Speaker
Description
In recent years, advanced cancer treatment technologies have been required to deal with cancer patients with various disease sites and stages. Especially, targeted alpha-particle therapy is expected. In targeted alpha-particle therapy, a targeted drug labelled by alpha-emitting-RI is administered in a cancer patient. Therefore, nuclide production facilities are required, and alpha-emitting-RI must be produced in a facility close to the hospital because of short-lived nuclide. Accelerators are promising device to solve these problems. However, reducing the operation cost and miniaturization for easy installation are essential to widely use accelerator for medical application. Therefore, in order to further promote the use of medical accelerators, we have proposed Skeleton Cyclotron applied high temperature superconducting (HTS) coils with non-insulation (NI) winding technique.
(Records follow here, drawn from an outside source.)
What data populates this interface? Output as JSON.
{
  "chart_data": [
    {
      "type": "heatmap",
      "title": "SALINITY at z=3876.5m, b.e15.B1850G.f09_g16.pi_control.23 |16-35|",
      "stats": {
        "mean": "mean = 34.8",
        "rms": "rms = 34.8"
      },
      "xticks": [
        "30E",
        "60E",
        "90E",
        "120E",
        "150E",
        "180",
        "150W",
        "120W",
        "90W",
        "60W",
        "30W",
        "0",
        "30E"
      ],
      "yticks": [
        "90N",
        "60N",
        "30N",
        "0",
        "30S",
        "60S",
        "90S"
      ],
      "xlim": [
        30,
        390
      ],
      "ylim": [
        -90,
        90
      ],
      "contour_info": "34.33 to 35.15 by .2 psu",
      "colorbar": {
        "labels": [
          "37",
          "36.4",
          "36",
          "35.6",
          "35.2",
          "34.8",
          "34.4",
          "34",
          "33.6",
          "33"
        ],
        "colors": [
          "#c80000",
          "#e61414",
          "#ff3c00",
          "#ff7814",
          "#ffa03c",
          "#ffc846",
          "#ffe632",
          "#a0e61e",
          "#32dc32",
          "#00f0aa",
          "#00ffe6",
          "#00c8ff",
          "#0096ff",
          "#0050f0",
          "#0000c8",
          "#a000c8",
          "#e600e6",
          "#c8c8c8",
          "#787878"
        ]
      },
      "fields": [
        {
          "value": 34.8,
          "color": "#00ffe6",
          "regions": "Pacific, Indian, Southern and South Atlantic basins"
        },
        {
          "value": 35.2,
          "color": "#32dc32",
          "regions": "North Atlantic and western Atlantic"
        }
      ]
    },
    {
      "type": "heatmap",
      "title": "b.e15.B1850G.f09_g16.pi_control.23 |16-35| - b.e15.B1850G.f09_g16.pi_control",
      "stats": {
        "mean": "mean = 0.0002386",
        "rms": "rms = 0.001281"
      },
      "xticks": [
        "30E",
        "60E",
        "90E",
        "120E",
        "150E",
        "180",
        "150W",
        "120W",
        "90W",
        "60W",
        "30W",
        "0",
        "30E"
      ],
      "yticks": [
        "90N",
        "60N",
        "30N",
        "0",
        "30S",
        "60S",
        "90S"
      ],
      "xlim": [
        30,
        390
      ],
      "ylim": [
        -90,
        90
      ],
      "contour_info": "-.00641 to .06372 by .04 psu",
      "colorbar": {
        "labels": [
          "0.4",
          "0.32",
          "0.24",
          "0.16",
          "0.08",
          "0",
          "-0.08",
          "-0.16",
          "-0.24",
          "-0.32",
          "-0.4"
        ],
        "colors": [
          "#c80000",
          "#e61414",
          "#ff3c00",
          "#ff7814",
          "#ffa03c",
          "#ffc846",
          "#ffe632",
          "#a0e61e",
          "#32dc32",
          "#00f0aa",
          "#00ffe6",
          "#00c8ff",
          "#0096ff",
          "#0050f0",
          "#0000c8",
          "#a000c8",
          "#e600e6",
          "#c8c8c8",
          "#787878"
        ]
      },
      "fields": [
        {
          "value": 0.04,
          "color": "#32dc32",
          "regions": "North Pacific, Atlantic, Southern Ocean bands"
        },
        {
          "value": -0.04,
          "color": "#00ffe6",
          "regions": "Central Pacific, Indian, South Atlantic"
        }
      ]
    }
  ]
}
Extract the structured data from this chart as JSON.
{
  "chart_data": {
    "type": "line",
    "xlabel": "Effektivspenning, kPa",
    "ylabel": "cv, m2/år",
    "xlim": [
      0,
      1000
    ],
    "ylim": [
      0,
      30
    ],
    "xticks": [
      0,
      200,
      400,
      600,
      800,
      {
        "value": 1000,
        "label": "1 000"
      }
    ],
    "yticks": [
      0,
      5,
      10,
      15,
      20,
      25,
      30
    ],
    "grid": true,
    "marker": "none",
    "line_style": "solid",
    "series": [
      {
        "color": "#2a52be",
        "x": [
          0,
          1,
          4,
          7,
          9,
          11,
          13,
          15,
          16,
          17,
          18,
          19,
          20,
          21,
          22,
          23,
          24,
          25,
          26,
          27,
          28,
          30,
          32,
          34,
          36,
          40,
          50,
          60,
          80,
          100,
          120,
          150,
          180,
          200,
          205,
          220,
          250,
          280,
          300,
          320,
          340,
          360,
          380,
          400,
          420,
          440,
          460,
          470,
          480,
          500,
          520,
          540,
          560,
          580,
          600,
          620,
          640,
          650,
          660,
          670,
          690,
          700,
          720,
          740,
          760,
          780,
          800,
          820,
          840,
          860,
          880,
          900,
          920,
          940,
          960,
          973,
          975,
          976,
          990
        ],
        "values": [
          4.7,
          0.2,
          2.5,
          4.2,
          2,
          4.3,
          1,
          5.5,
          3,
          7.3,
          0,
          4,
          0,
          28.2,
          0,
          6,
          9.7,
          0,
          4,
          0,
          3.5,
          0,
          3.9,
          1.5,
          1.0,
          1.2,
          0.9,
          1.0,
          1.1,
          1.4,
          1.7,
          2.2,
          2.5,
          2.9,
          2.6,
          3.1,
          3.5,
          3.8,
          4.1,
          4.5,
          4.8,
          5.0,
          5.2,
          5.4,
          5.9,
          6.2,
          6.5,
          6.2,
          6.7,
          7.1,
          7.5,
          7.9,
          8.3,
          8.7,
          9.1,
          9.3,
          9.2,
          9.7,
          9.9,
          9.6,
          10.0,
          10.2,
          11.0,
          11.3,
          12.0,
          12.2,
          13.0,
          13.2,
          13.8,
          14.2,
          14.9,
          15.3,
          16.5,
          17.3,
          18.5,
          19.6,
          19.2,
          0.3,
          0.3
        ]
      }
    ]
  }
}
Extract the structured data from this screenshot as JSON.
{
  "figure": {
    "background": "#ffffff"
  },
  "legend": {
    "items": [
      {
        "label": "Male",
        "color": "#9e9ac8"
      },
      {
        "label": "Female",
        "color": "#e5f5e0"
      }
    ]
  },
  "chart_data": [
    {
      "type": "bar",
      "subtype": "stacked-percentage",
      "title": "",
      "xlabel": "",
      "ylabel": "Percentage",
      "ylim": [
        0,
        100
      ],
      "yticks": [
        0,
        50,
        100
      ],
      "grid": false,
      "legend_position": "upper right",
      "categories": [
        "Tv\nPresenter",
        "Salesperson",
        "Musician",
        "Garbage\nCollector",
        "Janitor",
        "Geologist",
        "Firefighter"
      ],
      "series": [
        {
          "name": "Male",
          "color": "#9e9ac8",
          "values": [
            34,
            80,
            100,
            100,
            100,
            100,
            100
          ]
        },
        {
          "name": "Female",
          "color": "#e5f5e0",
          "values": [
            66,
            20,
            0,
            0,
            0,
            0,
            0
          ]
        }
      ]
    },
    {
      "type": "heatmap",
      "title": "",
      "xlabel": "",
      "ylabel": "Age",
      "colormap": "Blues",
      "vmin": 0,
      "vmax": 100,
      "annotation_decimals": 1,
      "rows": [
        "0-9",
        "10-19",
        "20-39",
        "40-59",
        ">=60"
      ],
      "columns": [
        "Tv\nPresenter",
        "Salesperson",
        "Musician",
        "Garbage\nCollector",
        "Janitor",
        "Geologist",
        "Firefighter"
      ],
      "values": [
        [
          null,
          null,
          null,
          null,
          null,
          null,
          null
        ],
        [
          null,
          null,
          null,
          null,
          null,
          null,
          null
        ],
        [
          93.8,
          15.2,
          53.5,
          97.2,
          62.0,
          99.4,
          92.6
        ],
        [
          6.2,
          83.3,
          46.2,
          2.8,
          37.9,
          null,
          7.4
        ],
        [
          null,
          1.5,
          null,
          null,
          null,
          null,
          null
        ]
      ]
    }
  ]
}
The NI HTS coil can make both high current density and high magnetic field, so it can achieve miniaturization of its size and high intensity beams. Furthermore, in NI coils, the current flows not only in the coil winding direction but also in the radial direction. Therefore, even if the local normal transition occurs in the coil windings, the current can bypass into the neighboring wires and thermal stability can be improved. On the other hand, when the normal transition and quench occur, the electromagnetic and mechanical behaviors in NI coils are different from those of conventional insulated coil. Therefore, we developed a current distribution analysis code for non-insulation HTS coils, and simulated the current, magnetic field, electromagnetic force distributions, and evaluated its electromagnetic and mechanical properties during the normal transition and quench in NI REBCO coil system for Skeleton Cyclotron.
The part of this work was supported by Grant-in-Aid for Scientific Research (S) Grant Number 18H05244.